Mais Camille s’évade surtout dans la pratique des arts où elle se donne à fond. Dès l’âge de 7 ans, elle intègre les ateliers danse de la Maison des jeunes et de la culture. Depuis quelques années, elle danse aussi avec Marie-France Roy et l’association Résonnance, où danseurs « ordinaires » et danseurs « extraordinaires » partagent le plateau. « C’était très impressionnant de danser au théâtre d’Angers. Lorsque nous avons découvert la salle depuis la scène, à l’ouverture du rideau, j’étais surprise et heureuse. Quand je danse, je souhaite donner la pêche au public, tout en restant moi-même ». Après la création Duos côté jardin et côté cour, la troupe de Résonnance donnera Comme un écho, jeudi 5 novembre prochain, salle Chabrol à Angers.

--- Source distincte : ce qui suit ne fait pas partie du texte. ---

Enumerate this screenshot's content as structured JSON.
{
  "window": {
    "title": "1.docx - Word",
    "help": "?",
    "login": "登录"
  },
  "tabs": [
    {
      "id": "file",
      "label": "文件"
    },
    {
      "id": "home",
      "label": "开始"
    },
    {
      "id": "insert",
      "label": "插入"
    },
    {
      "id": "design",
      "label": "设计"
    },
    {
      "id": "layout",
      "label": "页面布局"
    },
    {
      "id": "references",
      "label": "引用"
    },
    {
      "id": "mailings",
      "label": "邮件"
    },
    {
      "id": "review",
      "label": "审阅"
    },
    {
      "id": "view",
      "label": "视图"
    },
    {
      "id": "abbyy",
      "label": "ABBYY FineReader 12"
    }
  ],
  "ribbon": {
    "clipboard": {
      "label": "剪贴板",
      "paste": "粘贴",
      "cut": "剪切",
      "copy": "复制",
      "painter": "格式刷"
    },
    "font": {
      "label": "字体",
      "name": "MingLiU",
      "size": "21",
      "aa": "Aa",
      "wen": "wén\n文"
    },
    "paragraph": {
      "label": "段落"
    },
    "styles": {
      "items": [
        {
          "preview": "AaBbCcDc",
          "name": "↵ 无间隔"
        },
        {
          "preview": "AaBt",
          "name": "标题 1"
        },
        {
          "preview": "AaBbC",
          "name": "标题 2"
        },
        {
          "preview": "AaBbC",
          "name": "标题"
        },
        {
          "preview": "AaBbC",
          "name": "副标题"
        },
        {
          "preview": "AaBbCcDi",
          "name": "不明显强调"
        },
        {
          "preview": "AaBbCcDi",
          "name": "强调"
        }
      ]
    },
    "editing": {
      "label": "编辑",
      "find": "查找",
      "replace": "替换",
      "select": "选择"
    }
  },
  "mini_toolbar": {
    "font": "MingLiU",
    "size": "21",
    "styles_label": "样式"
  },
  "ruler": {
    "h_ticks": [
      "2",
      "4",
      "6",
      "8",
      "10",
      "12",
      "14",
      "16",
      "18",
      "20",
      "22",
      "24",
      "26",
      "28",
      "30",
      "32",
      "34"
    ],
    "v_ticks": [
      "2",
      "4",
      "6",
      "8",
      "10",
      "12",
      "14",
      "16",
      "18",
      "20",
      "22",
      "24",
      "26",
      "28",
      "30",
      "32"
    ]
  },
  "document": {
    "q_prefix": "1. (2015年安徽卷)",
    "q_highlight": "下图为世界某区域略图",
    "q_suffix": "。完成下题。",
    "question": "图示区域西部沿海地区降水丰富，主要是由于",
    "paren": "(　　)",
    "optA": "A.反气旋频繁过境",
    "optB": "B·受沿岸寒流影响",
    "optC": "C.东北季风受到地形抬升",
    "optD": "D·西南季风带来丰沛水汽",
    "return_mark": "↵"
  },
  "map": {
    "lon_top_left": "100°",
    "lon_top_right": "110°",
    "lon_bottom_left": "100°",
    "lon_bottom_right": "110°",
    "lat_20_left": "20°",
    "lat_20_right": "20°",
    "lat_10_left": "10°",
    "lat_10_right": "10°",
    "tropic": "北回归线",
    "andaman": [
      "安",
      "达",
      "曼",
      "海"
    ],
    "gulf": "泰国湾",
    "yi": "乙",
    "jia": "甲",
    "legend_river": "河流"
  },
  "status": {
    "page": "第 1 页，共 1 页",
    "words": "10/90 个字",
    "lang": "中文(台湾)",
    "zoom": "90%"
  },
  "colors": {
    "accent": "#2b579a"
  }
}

Camille est aussi actrice, on a pu la voir aux 400 Coups et au Gaumont. Ce rêve se réalise grâce à une rencontre avec Tarik Ben Salah, le président de l’association HandiMaine. Celui-ci réalise des films qui mettent en avant, de manière volontaire, la différence pour faire évoluer les mentalités, changer les préjugés. « Pour y parvenir, le court-métrage nous semble l’outil vidéo par excellence, explique Tarik Ben Salah. Pour toucher directement le spectateur, nous faisons jouer des acteurs en situation de handicap, qui racontent leur propre histoire dans une histoire ! ». Ainsi, dans sa propre histoire, Camille a tenu le rôle principal d’Entre les mots. Cette semaine, elle participe au tournage d’un 3e court-métrage, Jo, sur le thème de l’autisme. « J’espère que les gens vont changer leur regard sur nous. C’est important », conclut la jeune femme qui vient de présenter son film à des ados des collèges de Saint-Sylvain-d’Anjou, toujours auto investie de cette mission de reconnaissance des différences.